How does the human nose work? 🧠

The human nose is a complex organ that can detect and distinguish millions of different odors. It consists of two main parts: the olfactory epithelium and the olfactory bulb.
The olfactory epithelium is a thin layer of tissue that covers the roof of the nasal cavity. It contains about 10 million olfactory receptor neurons, each expressing one type of olfactory receptor protein. These proteins bind to specific odorant molecules and trigger electrical signals that are transmitted to the olfactory bulb.

The olfactory bulb is a part of the brain that processes and integrates the signals from the olfactory receptor neurons. It contains about 2,000 types of glomeruli, which are spherical structures that receive input from a specific subset of olfactory receptor neurons. Each glomerulus corresponds to a distinct odor quality, such as fruity, floral, or spicy.

The pattern of activation of the glomeruli forms an olfactory code that represents the identity and intensity of the odor. This code is then sent to higher brain regions, such as the piriform cortex and the orbitofrontal cortex, where it is associated with semantic labels, such as apple, rose, or cinnamon.


How does the AI system work? 💻

The AI system developed by the researchers is called POM (Predictor Of Molecular Properties). It is based on a deep neural network that learns to map molecular structures to olfactory properties.

The researchers trained POM on a dataset of 5030 odorants with 21 perceptual descriptors, such as sweet, sour, woody, or minty. The molecular structures were represented by SMILES (Simplified Molecular-Input Line-Entry System), which are strings of symbols that encode the atoms and bonds in a molecule. The perceptual descriptors were represented by binary vectors, where each element indicates whether the descriptor applies to the odorant or not.
POM consists of two main components: an encoder and a decoder. The encoder converts the SMILES strings into fixed-length numerical vectors, called latent representations. The decoder converts the latent representations into binary vectors, corresponding to the perceptual descriptors.

The researchers evaluated POM on several tasks, such as predicting perceptual descriptors from molecular structures, predicting molecular structures from perceptual descriptors, and generating novel odorants with desired properties. They compared POM with several baselines, such as random guessing, linear regression, and random forest.
They found that POM outperformed all the baselines on all the tasks, achieving an accuracy of 90% in predicting perceptual descriptors from molecular structures. They also found that POM could generate realistic and diverse novel odorants with specified properties.

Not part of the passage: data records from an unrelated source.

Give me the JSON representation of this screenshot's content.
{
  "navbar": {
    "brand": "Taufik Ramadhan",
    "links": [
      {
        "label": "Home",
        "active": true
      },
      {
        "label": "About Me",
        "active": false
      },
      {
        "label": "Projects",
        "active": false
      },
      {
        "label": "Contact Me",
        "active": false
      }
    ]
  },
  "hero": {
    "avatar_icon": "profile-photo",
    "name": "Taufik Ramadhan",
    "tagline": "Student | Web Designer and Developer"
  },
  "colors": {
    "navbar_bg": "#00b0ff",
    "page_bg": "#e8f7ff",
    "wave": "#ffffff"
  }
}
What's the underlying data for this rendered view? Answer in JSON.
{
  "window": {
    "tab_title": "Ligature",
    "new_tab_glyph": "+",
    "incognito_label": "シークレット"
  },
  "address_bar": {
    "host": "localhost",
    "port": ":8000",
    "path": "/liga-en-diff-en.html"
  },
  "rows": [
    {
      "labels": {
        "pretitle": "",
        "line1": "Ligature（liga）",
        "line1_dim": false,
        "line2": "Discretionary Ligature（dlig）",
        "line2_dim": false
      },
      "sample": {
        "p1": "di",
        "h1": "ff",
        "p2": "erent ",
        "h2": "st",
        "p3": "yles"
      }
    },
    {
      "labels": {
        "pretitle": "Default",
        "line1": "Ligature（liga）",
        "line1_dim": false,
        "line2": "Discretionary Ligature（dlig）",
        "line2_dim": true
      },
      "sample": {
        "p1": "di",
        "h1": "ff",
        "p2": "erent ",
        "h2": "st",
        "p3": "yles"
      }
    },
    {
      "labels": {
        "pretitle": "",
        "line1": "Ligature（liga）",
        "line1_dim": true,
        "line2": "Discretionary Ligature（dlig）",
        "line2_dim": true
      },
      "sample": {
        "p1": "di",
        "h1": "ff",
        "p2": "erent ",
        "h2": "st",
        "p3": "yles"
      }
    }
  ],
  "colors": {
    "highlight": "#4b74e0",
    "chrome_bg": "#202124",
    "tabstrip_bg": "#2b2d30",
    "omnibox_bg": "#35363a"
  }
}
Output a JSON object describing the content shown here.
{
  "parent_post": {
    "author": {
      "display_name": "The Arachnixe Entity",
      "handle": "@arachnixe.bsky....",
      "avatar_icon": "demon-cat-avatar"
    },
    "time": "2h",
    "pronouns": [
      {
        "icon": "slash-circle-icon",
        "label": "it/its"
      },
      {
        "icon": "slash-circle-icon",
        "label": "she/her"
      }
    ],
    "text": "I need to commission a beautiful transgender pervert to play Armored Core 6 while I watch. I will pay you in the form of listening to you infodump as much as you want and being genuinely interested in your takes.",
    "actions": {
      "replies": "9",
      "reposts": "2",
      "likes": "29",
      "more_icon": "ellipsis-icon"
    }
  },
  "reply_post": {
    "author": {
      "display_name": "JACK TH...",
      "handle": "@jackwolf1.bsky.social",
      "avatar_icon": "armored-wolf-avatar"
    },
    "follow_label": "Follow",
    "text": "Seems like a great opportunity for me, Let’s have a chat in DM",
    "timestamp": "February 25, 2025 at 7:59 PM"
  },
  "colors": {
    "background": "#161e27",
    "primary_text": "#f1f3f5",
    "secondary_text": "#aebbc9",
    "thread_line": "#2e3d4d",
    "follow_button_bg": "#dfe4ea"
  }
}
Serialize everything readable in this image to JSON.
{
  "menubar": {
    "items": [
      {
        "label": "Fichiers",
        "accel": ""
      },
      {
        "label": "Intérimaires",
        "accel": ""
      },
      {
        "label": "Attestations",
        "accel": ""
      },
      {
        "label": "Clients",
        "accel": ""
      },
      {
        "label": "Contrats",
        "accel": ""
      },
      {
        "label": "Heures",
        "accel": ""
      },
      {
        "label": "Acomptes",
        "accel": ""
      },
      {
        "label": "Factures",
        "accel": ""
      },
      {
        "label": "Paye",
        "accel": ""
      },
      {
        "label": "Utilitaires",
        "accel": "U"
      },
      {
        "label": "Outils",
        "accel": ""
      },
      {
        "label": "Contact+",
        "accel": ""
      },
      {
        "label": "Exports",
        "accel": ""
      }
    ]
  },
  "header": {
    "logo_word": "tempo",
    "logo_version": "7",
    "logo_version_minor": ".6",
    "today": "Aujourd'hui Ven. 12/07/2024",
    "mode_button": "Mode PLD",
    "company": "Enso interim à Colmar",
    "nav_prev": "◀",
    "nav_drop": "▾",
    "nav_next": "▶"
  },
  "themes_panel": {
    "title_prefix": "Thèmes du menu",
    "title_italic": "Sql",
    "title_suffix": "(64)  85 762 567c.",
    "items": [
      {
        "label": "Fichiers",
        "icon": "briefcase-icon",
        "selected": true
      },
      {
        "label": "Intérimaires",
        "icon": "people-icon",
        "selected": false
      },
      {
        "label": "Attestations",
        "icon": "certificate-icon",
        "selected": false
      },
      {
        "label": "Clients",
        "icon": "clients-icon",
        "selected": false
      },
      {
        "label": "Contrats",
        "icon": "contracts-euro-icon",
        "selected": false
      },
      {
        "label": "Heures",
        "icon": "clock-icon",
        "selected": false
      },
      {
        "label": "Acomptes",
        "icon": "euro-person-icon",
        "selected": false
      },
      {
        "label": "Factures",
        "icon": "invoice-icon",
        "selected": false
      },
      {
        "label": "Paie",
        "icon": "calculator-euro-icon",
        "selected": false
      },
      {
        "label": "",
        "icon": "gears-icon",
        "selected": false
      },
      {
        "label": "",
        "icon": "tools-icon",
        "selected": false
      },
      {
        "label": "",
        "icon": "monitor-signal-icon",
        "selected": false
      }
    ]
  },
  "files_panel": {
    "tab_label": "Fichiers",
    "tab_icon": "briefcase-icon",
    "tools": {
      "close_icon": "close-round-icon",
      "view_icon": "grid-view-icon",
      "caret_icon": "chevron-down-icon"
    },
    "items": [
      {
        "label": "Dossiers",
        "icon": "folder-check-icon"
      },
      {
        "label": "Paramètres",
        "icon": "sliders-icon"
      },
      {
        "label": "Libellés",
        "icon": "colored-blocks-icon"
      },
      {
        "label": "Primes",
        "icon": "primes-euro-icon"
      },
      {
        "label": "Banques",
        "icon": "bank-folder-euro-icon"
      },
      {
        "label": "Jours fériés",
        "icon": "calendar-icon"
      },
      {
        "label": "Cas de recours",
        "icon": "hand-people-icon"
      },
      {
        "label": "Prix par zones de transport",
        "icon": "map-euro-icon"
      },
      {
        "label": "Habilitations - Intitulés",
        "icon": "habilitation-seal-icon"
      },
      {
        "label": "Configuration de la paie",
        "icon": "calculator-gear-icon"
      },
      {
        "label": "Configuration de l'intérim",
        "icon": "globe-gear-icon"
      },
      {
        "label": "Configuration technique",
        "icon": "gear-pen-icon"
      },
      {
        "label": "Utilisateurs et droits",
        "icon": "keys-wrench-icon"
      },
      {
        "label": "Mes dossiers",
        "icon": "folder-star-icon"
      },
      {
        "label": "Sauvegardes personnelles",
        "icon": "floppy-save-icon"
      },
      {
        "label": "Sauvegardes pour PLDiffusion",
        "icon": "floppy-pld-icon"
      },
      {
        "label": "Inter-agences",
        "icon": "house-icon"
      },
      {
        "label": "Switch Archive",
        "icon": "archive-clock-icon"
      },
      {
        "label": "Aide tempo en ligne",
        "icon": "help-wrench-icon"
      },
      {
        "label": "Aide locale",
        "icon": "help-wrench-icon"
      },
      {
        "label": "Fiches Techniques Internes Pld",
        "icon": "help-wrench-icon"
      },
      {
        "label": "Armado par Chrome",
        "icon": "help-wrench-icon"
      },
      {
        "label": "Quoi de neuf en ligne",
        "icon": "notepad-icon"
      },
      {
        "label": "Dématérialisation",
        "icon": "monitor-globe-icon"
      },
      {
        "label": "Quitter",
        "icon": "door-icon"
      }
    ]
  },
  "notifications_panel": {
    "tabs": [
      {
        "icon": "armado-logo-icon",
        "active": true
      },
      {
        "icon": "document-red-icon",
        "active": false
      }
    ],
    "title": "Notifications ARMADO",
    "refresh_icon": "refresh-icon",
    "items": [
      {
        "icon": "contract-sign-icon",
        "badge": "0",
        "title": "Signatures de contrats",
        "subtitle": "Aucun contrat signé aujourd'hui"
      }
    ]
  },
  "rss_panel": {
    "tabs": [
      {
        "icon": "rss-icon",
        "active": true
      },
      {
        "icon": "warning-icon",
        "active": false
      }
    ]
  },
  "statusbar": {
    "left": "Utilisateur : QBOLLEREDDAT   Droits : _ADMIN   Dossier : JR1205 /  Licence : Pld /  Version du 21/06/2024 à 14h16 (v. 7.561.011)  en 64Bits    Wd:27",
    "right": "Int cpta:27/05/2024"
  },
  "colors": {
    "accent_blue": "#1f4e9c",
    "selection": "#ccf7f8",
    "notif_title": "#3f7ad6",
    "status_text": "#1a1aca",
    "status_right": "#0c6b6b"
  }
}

What are the implications and applications? 🌎

The ability to predict and generate smells from molecular structures has many potential implications and applications for various fields and industries.
📌For example, it could help:

  • Perfumers design new fragrances with desired characteristics and effects.
  • Chemists discover new molecules with specific functions and properties.
  • Biologists understand how different animals perceive and communicate with smells.
  • Food scientists enhance the flavor and quality of food products.
  • Medical professionals diagnose and treat diseases based on smell signatures.
  • Environmentalists monitor and control air pollution and waste management.
  • Artists create new forms of sensory expression and experience.


Conclusion 🙌

In this article, we have learned how an AI system can rival the human nose when it comes to naming smells. We have seen how it uses a deep neural network to map molecular structures to olfactory properties. We have also discussed some of the implications and applications of this breakthrough for various fields and industries.

😒I hope you have enjoyed reading this article and learned something new. If you have any questions or comments, please feel free to share them below.💬👇


And if you are curious about how POM works in more detail, you can check out their research paper.

I hope you like this article, and learn something new. If you have any question or comments, please feel free to share them with me. I would love to hear from you. And if you want to learn more exoplanets, astronomy, A.I and other science topics, please check out our other articles and resources.



📚 Sources:


  • (1) Science | AAAS | Science.
  • (2) AI rivals the human nose when it comes to naming smells | LifeScience.
  • (3) AI 'nose' predicts smells from molecular structures - Phys.org | Phys.org.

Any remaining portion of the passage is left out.